Presence and absence

(4″x 4″ paper collage currently sat on green cutting mat)
There are so many things I want to say about this collage. To me, this is a landmark in the development of this series of work. I could write a thousand words about my deliberate use of triangles, followed by a million simply about the chosen title. Where do I start?
I’ll start with the hole.
When I started cutting (as opposed to ripping) at the start of this [re]Adventures series I promised myself to only cut with scissors (along with a whole heap of other rules which lasted about 5 minutes). But the scissors rule felt important to me because it felt low-tech. It felt like just one step up from ripping. It reminded me of the first day I was trusted with scissors as a child. The idea of crude cuts with inadequate scissors felt suited to my cheap and unpolished approach to art-making.
But today I used a scalpel and cut out a hole. I’m not sure why I did this. All my work has been about building up layers. layers of memory, layers of tricks and lies, layers of flaws and imaginings. To create an absence rather than an added presence creates an extra complication to my work that I’m not sure about at the moment. To physically cut out something [a memory] rather than paste over it has implications and ramifications beyond the skills of even the best psychologists.

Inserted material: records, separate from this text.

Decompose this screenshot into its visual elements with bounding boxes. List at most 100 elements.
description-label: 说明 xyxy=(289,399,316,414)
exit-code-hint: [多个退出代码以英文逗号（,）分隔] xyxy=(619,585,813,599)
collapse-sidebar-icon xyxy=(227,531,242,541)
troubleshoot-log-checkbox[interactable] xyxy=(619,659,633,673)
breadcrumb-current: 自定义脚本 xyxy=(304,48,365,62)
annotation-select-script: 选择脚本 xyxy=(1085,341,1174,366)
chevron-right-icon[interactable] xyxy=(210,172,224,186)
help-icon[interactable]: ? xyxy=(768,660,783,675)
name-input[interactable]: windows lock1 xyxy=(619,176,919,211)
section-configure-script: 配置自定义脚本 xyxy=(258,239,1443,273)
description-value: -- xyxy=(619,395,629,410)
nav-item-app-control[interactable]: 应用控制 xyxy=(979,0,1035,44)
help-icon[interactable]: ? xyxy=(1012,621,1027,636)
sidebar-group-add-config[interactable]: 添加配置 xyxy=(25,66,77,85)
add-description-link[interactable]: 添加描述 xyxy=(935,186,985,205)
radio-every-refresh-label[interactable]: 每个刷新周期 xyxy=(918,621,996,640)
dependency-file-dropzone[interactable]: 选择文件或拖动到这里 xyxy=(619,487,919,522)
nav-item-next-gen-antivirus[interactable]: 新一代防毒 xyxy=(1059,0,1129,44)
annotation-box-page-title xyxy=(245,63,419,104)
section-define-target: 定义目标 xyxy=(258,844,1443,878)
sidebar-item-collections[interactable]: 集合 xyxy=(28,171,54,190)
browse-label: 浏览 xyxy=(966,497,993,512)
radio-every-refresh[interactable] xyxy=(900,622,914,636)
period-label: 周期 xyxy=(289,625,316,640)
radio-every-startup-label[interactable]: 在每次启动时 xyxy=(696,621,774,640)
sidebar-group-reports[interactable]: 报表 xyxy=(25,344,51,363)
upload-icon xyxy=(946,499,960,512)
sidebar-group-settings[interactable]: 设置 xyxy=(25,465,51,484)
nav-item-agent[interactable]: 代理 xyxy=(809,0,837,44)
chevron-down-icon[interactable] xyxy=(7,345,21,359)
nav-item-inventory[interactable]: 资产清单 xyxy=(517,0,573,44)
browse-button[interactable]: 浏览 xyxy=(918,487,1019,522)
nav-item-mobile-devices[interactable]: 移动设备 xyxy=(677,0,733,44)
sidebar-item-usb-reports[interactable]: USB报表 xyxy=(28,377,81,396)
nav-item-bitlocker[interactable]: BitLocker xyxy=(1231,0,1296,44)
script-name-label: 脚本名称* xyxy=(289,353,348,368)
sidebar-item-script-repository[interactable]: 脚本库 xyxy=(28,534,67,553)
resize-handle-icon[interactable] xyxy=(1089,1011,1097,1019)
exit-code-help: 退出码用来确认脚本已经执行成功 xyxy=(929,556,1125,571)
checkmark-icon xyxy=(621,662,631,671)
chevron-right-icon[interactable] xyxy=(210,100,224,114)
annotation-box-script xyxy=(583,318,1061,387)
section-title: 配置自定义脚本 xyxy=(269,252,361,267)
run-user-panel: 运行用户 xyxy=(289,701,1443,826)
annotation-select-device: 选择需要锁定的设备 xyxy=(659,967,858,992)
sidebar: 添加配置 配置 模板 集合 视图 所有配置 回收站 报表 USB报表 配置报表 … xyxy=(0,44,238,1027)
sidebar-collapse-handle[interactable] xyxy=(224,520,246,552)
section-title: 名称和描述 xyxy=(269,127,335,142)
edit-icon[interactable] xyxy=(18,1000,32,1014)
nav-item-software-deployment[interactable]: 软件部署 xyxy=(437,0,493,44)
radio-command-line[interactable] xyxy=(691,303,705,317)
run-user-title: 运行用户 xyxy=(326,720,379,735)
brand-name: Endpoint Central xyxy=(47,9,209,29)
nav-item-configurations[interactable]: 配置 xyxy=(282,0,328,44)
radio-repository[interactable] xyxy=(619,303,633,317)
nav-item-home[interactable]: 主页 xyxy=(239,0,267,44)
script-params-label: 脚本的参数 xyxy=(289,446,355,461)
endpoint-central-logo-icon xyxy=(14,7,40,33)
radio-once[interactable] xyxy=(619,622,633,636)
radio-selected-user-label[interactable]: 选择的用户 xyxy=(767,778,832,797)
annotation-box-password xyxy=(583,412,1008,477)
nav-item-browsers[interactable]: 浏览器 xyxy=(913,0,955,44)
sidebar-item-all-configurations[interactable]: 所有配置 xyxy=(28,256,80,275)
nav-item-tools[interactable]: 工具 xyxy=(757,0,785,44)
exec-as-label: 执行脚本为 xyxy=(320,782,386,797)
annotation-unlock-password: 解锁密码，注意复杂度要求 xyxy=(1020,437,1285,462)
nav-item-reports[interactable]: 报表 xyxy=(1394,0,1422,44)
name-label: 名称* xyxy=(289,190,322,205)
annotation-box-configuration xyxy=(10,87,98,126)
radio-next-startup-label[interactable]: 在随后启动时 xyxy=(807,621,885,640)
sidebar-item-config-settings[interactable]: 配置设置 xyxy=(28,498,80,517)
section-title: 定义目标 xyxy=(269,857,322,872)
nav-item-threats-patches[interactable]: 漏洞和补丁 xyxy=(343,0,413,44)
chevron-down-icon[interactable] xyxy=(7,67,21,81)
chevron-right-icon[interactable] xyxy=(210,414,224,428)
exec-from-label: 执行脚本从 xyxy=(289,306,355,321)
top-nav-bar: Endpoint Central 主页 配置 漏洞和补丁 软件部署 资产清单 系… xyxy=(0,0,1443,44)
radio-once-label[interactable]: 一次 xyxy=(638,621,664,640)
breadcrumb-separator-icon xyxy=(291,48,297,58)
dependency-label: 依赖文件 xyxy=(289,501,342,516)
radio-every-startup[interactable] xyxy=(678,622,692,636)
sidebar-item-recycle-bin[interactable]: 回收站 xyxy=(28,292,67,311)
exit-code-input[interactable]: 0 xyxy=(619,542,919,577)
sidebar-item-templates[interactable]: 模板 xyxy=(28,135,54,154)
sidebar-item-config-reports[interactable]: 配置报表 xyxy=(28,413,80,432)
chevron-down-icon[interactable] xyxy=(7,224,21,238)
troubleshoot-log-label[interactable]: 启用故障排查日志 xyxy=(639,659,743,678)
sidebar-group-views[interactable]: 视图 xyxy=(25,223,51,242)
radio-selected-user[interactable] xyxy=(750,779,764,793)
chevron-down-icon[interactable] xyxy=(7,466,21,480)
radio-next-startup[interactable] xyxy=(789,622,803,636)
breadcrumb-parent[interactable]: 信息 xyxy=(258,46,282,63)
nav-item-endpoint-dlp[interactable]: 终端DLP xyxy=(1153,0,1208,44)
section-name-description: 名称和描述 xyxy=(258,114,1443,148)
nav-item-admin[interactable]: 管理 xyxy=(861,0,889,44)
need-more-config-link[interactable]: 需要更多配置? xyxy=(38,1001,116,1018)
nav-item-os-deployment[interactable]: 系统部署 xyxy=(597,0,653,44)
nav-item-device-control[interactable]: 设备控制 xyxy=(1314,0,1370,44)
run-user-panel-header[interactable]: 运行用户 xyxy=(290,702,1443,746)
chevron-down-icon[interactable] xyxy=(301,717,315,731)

And yet it felt right to cut the hole because it felt wrong not to. It felt wrong to cover over such simple and beautiful shapes that had developed as I worked this piece. It felt natural to expose the vulnerability of this area of the collage. I felt like I was revealing something that needed to be seen; exposing an inner beauty rather than deliberate defacement.
It is only afterwards I thought of Doris Salcedo’s ‘Shibboleth’.